If a stack becomes recurring, add a small examples/<stack>/adapter-hints.yaml file that pre-fills defaults only. The evidence gate, metric loop, and task/study state should remain generic.

MJLab is included as a concrete integration example under plugins/rl-experiment-assistant/examples/mjlab/. It demonstrates how to adapt the same contract to a uv run train / uv run play robot-learning repository without making MJLab a package dependency.

Agent Responsibilities

When a user asks for setup, audit, planning, validation, or iteration, the agent should do the operational work itself:

• resolve the target repository and installed plugin root
• run bundled helper scripts internally when deterministic setup, scanning, scoring, or validation is useful
• write .rlxp/ files in the target repository
• parse metrics and update the report/ledger
• ask the user only for confirmations that cannot be inferred safely, especially task, metric, scope, budget, hardware, baseline, and evaluation protocol
• refuse GPU training or W&B/network fetches until the contract explicitly allows them
• when autonomous mode is approved, keep iterating from .rlxp/ state until the budget or stop rule fires; do not stop after only preparing the next run

The bundled Python scripts are agent implementation details and maintainer utilities, not the normal user interface.

Release Validation

For plugin development, run the package validator from this package root before publishing or handing off a local marketplace build:

python plugins/rl-experiment-assistant/scripts/rlxp_validate_package.py

The package validator is the release gate. Detailed maintainer checks and optional real-Holosoma validation commands live in plugins/rl-experiment-assistant/docs/release-validation.md.

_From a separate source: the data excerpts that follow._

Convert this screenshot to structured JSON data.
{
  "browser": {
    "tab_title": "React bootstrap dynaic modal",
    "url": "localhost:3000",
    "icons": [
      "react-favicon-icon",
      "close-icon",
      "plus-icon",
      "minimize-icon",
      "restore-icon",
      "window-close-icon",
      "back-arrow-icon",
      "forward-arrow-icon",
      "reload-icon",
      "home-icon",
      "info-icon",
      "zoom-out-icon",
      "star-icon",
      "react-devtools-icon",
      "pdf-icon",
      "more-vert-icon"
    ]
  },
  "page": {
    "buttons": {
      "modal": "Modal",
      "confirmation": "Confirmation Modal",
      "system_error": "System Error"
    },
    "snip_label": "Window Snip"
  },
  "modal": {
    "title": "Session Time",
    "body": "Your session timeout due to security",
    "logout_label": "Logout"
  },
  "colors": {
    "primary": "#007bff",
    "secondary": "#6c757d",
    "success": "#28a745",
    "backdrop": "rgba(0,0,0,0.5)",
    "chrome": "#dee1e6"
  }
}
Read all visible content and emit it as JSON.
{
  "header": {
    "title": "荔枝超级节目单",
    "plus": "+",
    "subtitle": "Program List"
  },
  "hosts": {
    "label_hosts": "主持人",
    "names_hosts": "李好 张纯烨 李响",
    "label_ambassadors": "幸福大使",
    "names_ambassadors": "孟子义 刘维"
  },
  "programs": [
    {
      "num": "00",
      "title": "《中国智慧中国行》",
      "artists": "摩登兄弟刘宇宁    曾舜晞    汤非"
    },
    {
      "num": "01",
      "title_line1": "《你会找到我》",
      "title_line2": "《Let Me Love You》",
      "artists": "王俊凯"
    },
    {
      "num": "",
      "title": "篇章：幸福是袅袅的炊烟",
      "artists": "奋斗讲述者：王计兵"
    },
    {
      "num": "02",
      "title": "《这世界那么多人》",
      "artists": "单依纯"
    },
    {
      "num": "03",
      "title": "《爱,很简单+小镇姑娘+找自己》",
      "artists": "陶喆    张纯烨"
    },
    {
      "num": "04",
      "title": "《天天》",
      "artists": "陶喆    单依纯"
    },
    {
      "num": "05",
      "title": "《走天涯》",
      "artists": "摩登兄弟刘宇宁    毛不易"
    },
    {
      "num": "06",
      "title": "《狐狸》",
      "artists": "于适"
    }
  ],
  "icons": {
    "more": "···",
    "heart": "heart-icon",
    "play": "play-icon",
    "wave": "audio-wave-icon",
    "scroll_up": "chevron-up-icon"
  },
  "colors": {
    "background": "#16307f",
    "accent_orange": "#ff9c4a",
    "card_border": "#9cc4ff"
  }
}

The release gate is intentionally safe: it parses skills and schemas, compiles helper scripts, exercises task/study state helpers, and defines the CPU-only toy benchmark as the production smoke scenario. That smoke should check the practical helper scripts with local fixture files, verify that dry-run helpers do not launch, verify that rlxp_autoloop_runner.py is the only bundled launch-capable path, and verify that the real-Holosoma validator does not run smoke training or W&B fetches unless explicitly requested.

Troubleshooting

• Profile example mismatch: treat packaged examples as hints and re-audit the checked-out target repo before launch.
• IsaacSim Holosoma focus: treat scene traversal as a Holosoma adapter profile, not a package assumption. Use the profile command only after inspecting the target checkout and approving the contract; keep launch blocked until then.
• GPU unavailable: treat the failed preflight as an environment blocker, not a plugin failure.
• W&B unavailable: skip W&B validation; the CPU-only production smoke and offline validation remain the default package gates.
• Incomplete contract: keep launch blocked until all required confirmations and approval records are explicit.